Fire west of Dixon holds steady around 1,000 acres


DIXON, Mont. - This release was sent out by Public Information Officers Bob MacGregor and Arlee Staley.

A continued moist weather pattern limited fire behavior on the Seepay Fire on Thursday.  Fire growth was less than 10 acres.  A light rain blanketed the fire area until approximately 11:00 a.m.  

When clearing skies in the afternoon started to allow fuels to heat up a line of thunderstorms blew through and wetted them down again.  Thursday's thunderstorms did not pack the high winds that accelerated fire behavior on Wednesday.  Fire managers used the decreased fire growth potential to look for direct line construction opportunities.

Crews, from as far away as Minnesota and including elite Hot-shots, are implementing a confine and contain strategy to maintain firefighter safety while protecting values at risk.  Helicopter crews were briefed on how to protect the rare population of Westslope cutthroat trout that occupy the Seepay watershed during their water dropping operations.  
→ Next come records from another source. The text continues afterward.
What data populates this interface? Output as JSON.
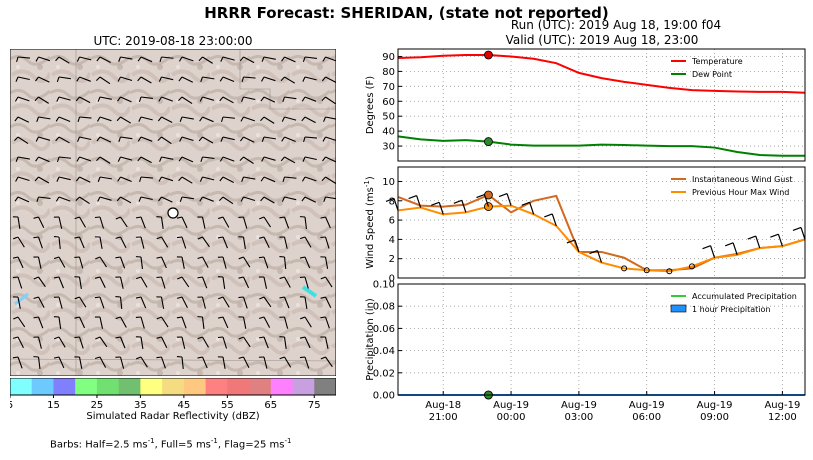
{
  "figure": {
    "title": "HRRR Forecast: SHERIDAN, (state not reported)",
    "run_line": "Run (UTC): 2019 Aug 18, 19:00 f04",
    "valid_line": "Valid (UTC): 2019 Aug 18, 23:00"
  },
  "map": {
    "title": "UTC: 2019-08-18 23:00:00",
    "colorbar": {
      "label": "Simulated Radar Reflectivity (dBZ)",
      "ticks": [
        "5",
        "15",
        "25",
        "35",
        "45",
        "55",
        "65",
        "75"
      ],
      "colors": [
        "#80ffff",
        "#6ccaff",
        "#8080ff",
        "#80ff80",
        "#70e070",
        "#70c070",
        "#ffff80",
        "#f5dc80",
        "#ffc880",
        "#ff8080",
        "#f07878",
        "#e08080",
        "#ff80ff",
        "#c8a0e0",
        "#808080"
      ]
    },
    "barbs_note_prefix": "Barbs: Half=2.5 ms",
    "barbs_note_mid1": ", Full=5 ms",
    "barbs_note_mid2": ", Flag=25 ms",
    "barbs_note_sup": "-1"
  },
  "chart_data": [
    {
      "type": "line",
      "ylabel": "Degrees (F)",
      "ylim": [
        20,
        95
      ],
      "yticks": [
        "30",
        "40",
        "50",
        "60",
        "70",
        "80",
        "90"
      ],
      "x_hours": [
        19,
        20,
        21,
        22,
        23,
        24,
        25,
        26,
        27,
        28,
        29,
        30,
        31,
        32,
        33,
        34,
        35,
        36,
        37
      ],
      "series": [
        {
          "name": "Temperature",
          "color": "#ff0000",
          "values": [
            89,
            89.5,
            90.5,
            91,
            91,
            90,
            88.5,
            85.5,
            79,
            75.5,
            73,
            71,
            69,
            67.5,
            67,
            66.5,
            66.3,
            66.3,
            65.7
          ]
        },
        {
          "name": "Dew Point",
          "color": "#008000",
          "values": [
            36.5,
            34.5,
            33.5,
            34,
            33,
            31,
            30.3,
            30.3,
            30.3,
            31,
            30.7,
            30.3,
            30,
            30,
            29,
            26,
            24,
            23.5,
            23.5
          ]
        }
      ],
      "marker_hour": 23,
      "legend": "top-right"
    },
    {
      "type": "line",
      "ylabel": "Wind Speed (ms",
      "ylabel_sup": "-1",
      "ylabel_suffix": ")",
      "ylim": [
        0,
        11.5
      ],
      "yticks": [
        "0",
        "2",
        "4",
        "6",
        "8",
        "10"
      ],
      "x_hours": [
        19,
        20,
        21,
        22,
        23,
        24,
        25,
        26,
        27,
        28,
        29,
        30,
        31,
        32,
        33,
        34,
        35,
        36,
        37
      ],
      "series": [
        {
          "name": "Instantaneous Wind Gust",
          "color": "#d2691e",
          "values": [
            8.4,
            7.5,
            7.4,
            7.6,
            8.6,
            6.8,
            8.0,
            8.5,
            2.7,
            2.7,
            2.1,
            0.8,
            0.8,
            1.0,
            2.1,
            2.5,
            3.1,
            3.3,
            4.0
          ]
        },
        {
          "name": "Previous Hour Max Wind",
          "color": "#ff8c00",
          "values": [
            7.0,
            7.3,
            6.6,
            6.8,
            7.4,
            7.5,
            6.6,
            5.4,
            2.7,
            1.6,
            1.0,
            0.8,
            0.7,
            1.2,
            2.1,
            2.4,
            3.1,
            3.3,
            4.0
          ]
        }
      ],
      "marker_hour": 23,
      "legend": "top-right"
    },
    {
      "type": "line",
      "ylabel": "Precipitation (in)",
      "ylim": [
        0,
        0.1
      ],
      "yticks": [
        "0.00",
        "0.02",
        "0.04",
        "0.06",
        "0.08",
        "0.10"
      ],
      "x_hours": [
        19,
        20,
        21,
        22,
        23,
        24,
        25,
        26,
        27,
        28,
        29,
        30,
        31,
        32,
        33,
        34,
        35,
        36,
        37
      ],
      "series": [
        {
          "name": "Accumulated Precipitation",
          "color": "#32cd32",
          "values": [
            0,
            0,
            0,
            0,
            0,
            0,
            0,
            0,
            0,
            0,
            0,
            0,
            0,
            0,
            0,
            0,
            0,
            0,
            0
          ]
        },
        {
          "name": "1 hour Precipitation",
          "color": "#1e90ff",
          "values": [
            0,
            0,
            0,
            0,
            0,
            0,
            0,
            0,
            0,
            0,
            0,
            0,
            0,
            0,
            0,
            0,
            0,
            0,
            0
          ]
        }
      ],
      "marker_hour": 23,
      "legend": "top-right"
    }
  ],
  "x_axis": {
    "ticks": [
      {
        "hour": 21,
        "line1": "Aug-18",
        "line2": "21:00"
      },
      {
        "hour": 24,
        "line1": "Aug-19",
        "line2": "00:00"
      },
      {
        "hour": 27,
        "line1": "Aug-19",
        "line2": "03:00"
      },
      {
        "hour": 30,
        "line1": "Aug-19",
        "line2": "06:00"
      },
      {
        "hour": 33,
        "line1": "Aug-19",
        "line2": "09:00"
      },
      {
        "hour": 36,
        "line1": "Aug-19",
        "line2": "12:00"
      }
    ],
    "xlim": [
      19,
      37
    ]
  }
}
Confederated Salish and Kootenai Tribal Resource Advisor Ira Matt talked to fire personnel about the numerous cultural and religious sites that occur throughout the Flathead River Valley and in the fire area and methods to mitigate disturbance during fire suppression activities.  

Firefighters were also warned about the dangers posed by wildlife including rattlesnakes, hobo spiders, human-habituated bears, cougars and a nearby wolf-pack.  Incident objectives remain primarily to protect firefighter and public safety and additionally to contain the fire within the Seepay-Magpie Roadless Area.  
Today's weather forecast calls for continued thundershowers throughout the day with a 60% chance of wetting rain.  Temperatures are unlikely to exceed 70 degrees and relative humidity will be in the high fifty percent range.  This type of weather has not historically promoted fire growth so firefighters will take the opportunity to look for more aggressive direct line construction opportunities and the chance to catch spots in problematic areas.  

The unpredictability of thunderstorms will continue to keep firefighters aware of dangers from lightning strikes and falling snags.  This weather pattern will continue into Saturday before a short warming and drying trend is forecast to begin.